Verstehe ich es richtig, dass ein Eingriff in den Zuweisungsgehalt der Nutzungsmöglichkeit aus dem Leihvertrag (§

598 BGB

) daran scheitert, dass dieses nur relativ gegenüber E wirkt?

Sambajamba10

Sambajamba10

25.11.2023, 16:07:04

Ja, du verstehst das hier falsch. Der Eingriff besteht hier eben doch. Der berechtigte Besitz besitzt einen Zuweisungsgehalt und dieses zugewiesene Recht greift K ohne rechtlichen Grund ein. Wenn man sich es lebensnah anschaut, ergibt sich auch ohne Weiteres, dass K das Buch hier zurückgeben muss, da S es hier berechtigterweise besaß.

VI

Vivii

13.8.2024, 23:07:58

Wie bestimmt man den Zuweisungsgehalt, wenn man ihn nicht kennt? Gibt es hierzu Methodik?

K.Attalla

K.Attalla

6.9.2024, 16:27:29

Hey, wird hier nicht der Anspruch aus der allgemeinen

Eingriffskondiktion

von den §§ 861 Abs.1, 869 S.1 verdrängt? Schließlich wurde ihm sein

mittelbarer Besitz

entzogen, sodass eine Herausgabe des Buches primär hierüber erfolgen sollte.
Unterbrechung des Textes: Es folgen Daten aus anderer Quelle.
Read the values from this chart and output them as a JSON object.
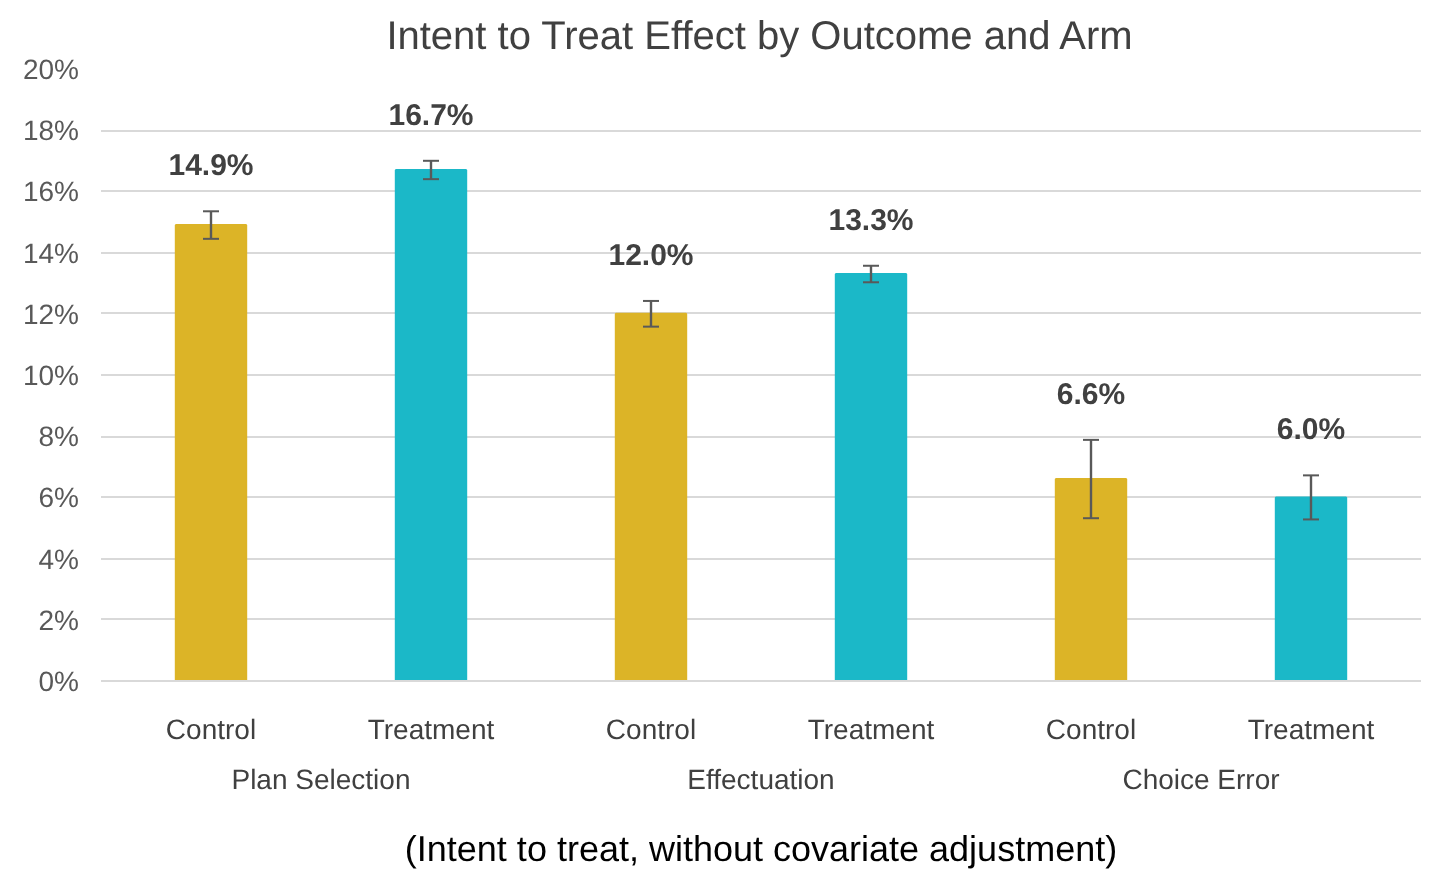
{
  "chart_data": {
    "type": "bar",
    "title": "Intent to Treat Effect by Outcome and Arm",
    "xlabel": "(Intent to treat, without covariate adjustment)",
    "categories": [
      "Control",
      "Treatment",
      "Control",
      "Treatment",
      "Control",
      "Treatment"
    ],
    "values": [
      14.9,
      16.7,
      12.0,
      13.3,
      6.6,
      6.0
    ],
    "colors": [
      "#dcb427",
      "#1bb8c8",
      "#dcb427",
      "#1bb8c8",
      "#dcb427",
      "#1bb8c8"
    ],
    "errors": [
      0.45,
      0.3,
      0.42,
      0.27,
      1.28,
      0.72
    ],
    "value_labels": [
      "14.9%",
      "16.7%",
      "12.0%",
      "13.3%",
      "6.6%",
      "6.0%"
    ],
    "annotations": [
      "Plan Selection",
      "Effectuation",
      "Choice Error"
    ],
    "ylim": [
      0,
      20
    ],
    "yticks": [
      {
        "value": 0,
        "label": "0%"
      },
      {
        "value": 2,
        "label": "2%"
      },
      {
        "value": 4,
        "label": "4%"
      },
      {
        "value": 6,
        "label": "6%"
      },
      {
        "value": 8,
        "label": "8%"
      },
      {
        "value": 10,
        "label": "10%"
      },
      {
        "value": 12,
        "label": "12%"
      },
      {
        "value": 14,
        "label": "14%"
      },
      {
        "value": 16,
        "label": "16%"
      },
      {
        "value": 18,
        "label": "18%"
      },
      {
        "value": 20,
        "label": "20%"
      }
    ],
    "grid": "y"
  }
}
Würde mich über Antwort freuen. :)

mkrg

mkrg

21.10.2024, 11:28:32

Wenn man das allgemeine Prüfungsschema betrachtet (vertragliche, quasi-vertragliche, dingliche, deliktische und bereicherungsrechtliche Ansprüche) werden die dinglichen Ansprüche zuerst geprüft und sodann die bereicherungsrechtlichen Ansprüche. Ich denke, dass man in der Klausur beides auf jeden Fall ansprechen sollte. Hier sind wir ja im Thema "Bereicherungsrecht". Deswegen wird der dingliche Anspruch wahrscheinlich vorliegend nicht angesprochen :)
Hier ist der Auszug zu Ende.